In an attempt to cut costs, avoid duplication and provide a 'one-stop shop' for the business community, the Department of the Environment is masterminding a merger of its regional functions with those of the Departments of Trade and Industry, Employment and Transport.

The plans have been delayed because of squabbles between departments, but are due to be announced later this month. Some senior Whitehall officials are annoyed that budgets for the reorganised government offices, worth billions of pounds, will be disbursed directly from the Treasury rather than through their own ministries.

There are major concentrations of staff from the four ministries in Bristol, Manchester, Newcastle, Leeds and Birmingham, which are the targets for the reorganisation, and there are also large numbers in Nottingham.

The strategy would involve the appointment of powerful regional directors who would take over some of the functions of Whitehall mandarins. The plan was foreshadowed in the Conservatives' general election manifesto.

An announcement later this month is unlikely to involve the disclosure of job losses, but the long-term plan will be to bring the departments on to single sites and to slim down sections that are common to the four ministries. Unions fear that up to 10,000 jobs could be at risk.

A spokesman for the Department of the Environment yesterday denied that the civil servants appointed to oversee the new regional offices would police local authority spending.

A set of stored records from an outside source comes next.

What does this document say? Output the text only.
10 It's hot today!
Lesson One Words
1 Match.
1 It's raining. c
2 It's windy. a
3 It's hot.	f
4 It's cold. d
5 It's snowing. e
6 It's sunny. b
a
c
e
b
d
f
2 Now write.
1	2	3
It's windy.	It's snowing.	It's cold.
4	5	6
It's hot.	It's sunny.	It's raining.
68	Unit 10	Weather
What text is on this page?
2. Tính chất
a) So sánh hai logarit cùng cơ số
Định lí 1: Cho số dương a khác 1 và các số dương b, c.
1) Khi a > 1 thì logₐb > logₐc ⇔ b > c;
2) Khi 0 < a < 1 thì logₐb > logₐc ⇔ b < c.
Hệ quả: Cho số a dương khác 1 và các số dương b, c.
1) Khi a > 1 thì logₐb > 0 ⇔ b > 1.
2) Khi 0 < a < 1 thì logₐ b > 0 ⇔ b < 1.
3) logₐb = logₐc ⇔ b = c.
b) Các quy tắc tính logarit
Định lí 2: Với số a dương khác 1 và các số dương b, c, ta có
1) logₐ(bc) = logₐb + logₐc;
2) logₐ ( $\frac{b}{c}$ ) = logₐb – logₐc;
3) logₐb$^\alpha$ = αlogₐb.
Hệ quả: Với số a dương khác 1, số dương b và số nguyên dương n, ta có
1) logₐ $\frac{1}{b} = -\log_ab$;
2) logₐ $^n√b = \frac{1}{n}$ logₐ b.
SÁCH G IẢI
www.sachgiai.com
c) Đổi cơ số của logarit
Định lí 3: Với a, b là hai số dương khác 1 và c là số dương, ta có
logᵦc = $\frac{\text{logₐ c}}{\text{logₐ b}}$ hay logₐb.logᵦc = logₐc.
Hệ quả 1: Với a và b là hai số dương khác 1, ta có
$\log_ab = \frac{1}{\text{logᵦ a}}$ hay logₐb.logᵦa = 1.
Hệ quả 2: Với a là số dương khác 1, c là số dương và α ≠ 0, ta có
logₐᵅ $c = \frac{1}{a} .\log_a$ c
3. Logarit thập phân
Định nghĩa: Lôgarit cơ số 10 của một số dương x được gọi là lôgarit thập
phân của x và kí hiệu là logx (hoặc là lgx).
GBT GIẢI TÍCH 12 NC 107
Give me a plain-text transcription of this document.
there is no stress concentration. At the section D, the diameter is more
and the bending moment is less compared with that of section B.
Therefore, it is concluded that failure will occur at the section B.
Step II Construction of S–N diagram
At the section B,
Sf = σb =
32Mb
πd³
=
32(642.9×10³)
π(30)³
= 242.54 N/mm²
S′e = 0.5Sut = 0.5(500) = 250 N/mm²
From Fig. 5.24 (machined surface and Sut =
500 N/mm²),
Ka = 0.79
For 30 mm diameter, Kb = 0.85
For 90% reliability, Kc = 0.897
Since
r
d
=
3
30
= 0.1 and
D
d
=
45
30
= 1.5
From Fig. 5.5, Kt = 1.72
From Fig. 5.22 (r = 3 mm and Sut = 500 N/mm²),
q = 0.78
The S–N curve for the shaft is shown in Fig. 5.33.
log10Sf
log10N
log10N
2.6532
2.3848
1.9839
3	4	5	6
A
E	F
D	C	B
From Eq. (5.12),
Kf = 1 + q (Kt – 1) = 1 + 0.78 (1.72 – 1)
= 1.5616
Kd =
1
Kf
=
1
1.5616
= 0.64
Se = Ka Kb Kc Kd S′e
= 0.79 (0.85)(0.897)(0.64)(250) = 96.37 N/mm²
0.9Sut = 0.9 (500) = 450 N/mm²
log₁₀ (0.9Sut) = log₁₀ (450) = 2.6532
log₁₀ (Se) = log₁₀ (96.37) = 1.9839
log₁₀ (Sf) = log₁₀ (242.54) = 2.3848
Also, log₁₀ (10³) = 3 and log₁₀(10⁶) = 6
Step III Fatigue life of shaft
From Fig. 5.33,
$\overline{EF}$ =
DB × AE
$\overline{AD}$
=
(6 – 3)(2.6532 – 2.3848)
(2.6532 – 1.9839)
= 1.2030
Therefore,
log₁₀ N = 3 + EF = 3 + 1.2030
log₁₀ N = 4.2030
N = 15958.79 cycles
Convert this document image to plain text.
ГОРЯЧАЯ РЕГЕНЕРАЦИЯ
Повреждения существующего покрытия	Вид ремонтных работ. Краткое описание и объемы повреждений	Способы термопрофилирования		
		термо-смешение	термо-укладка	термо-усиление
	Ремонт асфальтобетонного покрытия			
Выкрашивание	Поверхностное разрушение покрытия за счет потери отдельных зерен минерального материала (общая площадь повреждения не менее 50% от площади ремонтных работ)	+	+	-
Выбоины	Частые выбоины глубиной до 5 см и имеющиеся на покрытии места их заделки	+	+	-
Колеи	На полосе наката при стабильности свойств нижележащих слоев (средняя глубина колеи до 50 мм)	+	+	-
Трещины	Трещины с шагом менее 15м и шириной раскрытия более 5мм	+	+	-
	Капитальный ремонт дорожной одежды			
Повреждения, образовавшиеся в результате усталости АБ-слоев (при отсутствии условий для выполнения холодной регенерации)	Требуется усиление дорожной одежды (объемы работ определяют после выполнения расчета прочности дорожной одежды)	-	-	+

But Jack Straw, Labour's environment spokesman, called on the Prime Minister to abandon an idea he called a French-style 'prefecture' and the creation of a new breed of 'Whitehall commissar'.

Sir Peter Kemp, the former permanent secretary who oversaw much of the Government's civil service reforms, attacked the measure as misguided. 'It cuts across the way the Civil Service is aiming towards running itself on vertical lines with managers looking after individual products,' Sir Peter said, adding that he could see no need for the further reorganisation.